Given the SEC’s interest in rebates/PFOF, it’s likely change will come to this part of the market, though what might happen is still unclear.

Market Data Rules in Limbo

There’s another significant change that could finally come into effect over the next few months: the national market system (NMS) market data ruling. Over the past several years, it has been common for broker-dealers to pay exchanges for access to their proprietary data feeds because the Securities Information Processor (SIP) is no longer competitive for trading. The proprietary data feeds provide a trade information advantage because they have a fuller data set than what is currently available on the SIP, and this presents an unfair information advantage. While it has become table stakes for brokers to have some level of proprietary data to compete, ultimately not having the richer data set in the SIP, for the critical data that is needed to trade, is a conflict to fair access for critical market data which includes odd lots, Depth of Book and auction data.

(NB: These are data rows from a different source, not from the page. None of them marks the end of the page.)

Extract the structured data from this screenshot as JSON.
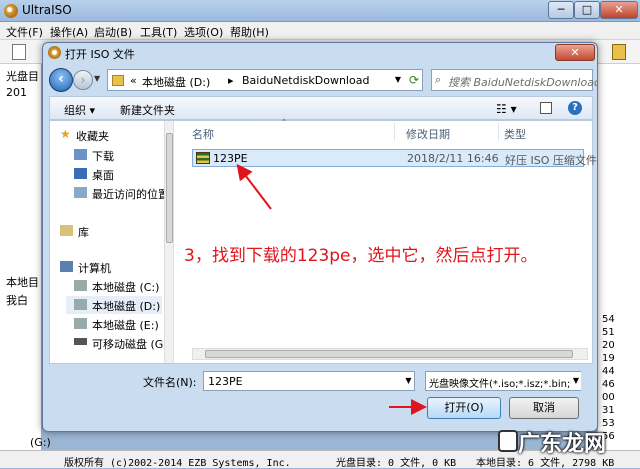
{
  "main_window": {
    "title": "UltraISO",
    "controls": {
      "minimize": "─",
      "maximize": "□",
      "close": "✕"
    },
    "menu": [
      "文件(F)",
      "操作(A)",
      "启动(B)",
      "工具(T)",
      "选项(O)",
      "帮助(H)"
    ],
    "left_labels": [
      "光盘目",
      "201",
      "本地目",
      "我白"
    ],
    "right_numbers": [
      "54",
      "51",
      "20",
      "19",
      "44",
      "46",
      "00",
      "31",
      "53",
      "56"
    ],
    "bottom_drive": "(G:)",
    "status": {
      "copyright": "版权所有 (c)2002-2014 EZB Systems, Inc.",
      "disc_dir": "光盘目录: 0 文件, 0 KB",
      "local_dir": "本地目录: 6 文件, 2798 KB"
    }
  },
  "dialog": {
    "title": "打开 ISO 文件",
    "close_label": "✕",
    "address": {
      "prefix": "«",
      "segments": [
        "本地磁盘 (D:)",
        "BaiduNetdiskDownload"
      ]
    },
    "search_placeholder": "搜索 BaiduNetdiskDownload",
    "cmd": {
      "organize": "组织 ▾",
      "new_folder": "新建文件夹"
    },
    "nav": {
      "favorites": "收藏夹",
      "fav_items": [
        "下载",
        "桌面",
        "最近访问的位置"
      ],
      "libraries": "库",
      "computer": "计算机",
      "drives": [
        "本地磁盘 (C:)",
        "本地磁盘 (D:)",
        "本地磁盘 (E:)",
        "可移动磁盘 (G:)"
      ]
    },
    "columns": {
      "name": "名称",
      "modified": "修改日期",
      "type": "类型"
    },
    "files": [
      {
        "name": "123PE",
        "modified": "2018/2/11 16:46",
        "type": "好压 ISO 压缩文件"
      }
    ],
    "annotation": "3，找到下载的123pe，选中它，然后点打开。",
    "filename_label": "文件名(N):",
    "filename_value": "123PE",
    "filetype_value": "光盘映像文件(*.iso;*.isz;*.bin;*",
    "open_label": "打开(O)",
    "cancel_label": "取消"
  },
  "watermark": "广东龙网",
  "colors": {
    "annotation": "#e0141b",
    "selection": "#d9ebfb"
  }
}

In December 2020, the SEC changed the rule to have more of this information appear in the SIP, which everyone can access. Unfortunately, the exchanges sued the SEC to stop them from enacting the rule; it’s been held up in litigation ever since, in part because of pandemic-related delays.

These lawsuits should resolve themselves, as the legal system starts to move again. It remains to be seen if this rule will ultimately get implemented, but we’re hopeful it will. If everyone has the same data, then brokers can make better execution decisions on behalf of their clients.

Define The Future

As the world starts to move past the pandemic and embark on a new path for the future, the electronic trading industry will continue to evolve and offer more opportunities for traders.

It’s clear that Mr. Gensler and the SEC want to bring more transparency to our markets, and with trading volumes picking up, and interest in off-exchange trading, rebates, and market data gaining steam, now is the time for reform. Institutions should be excited about what’s to come – a more transparent market means better quality trades, improved executions and increased effectiveness of our electronic markets.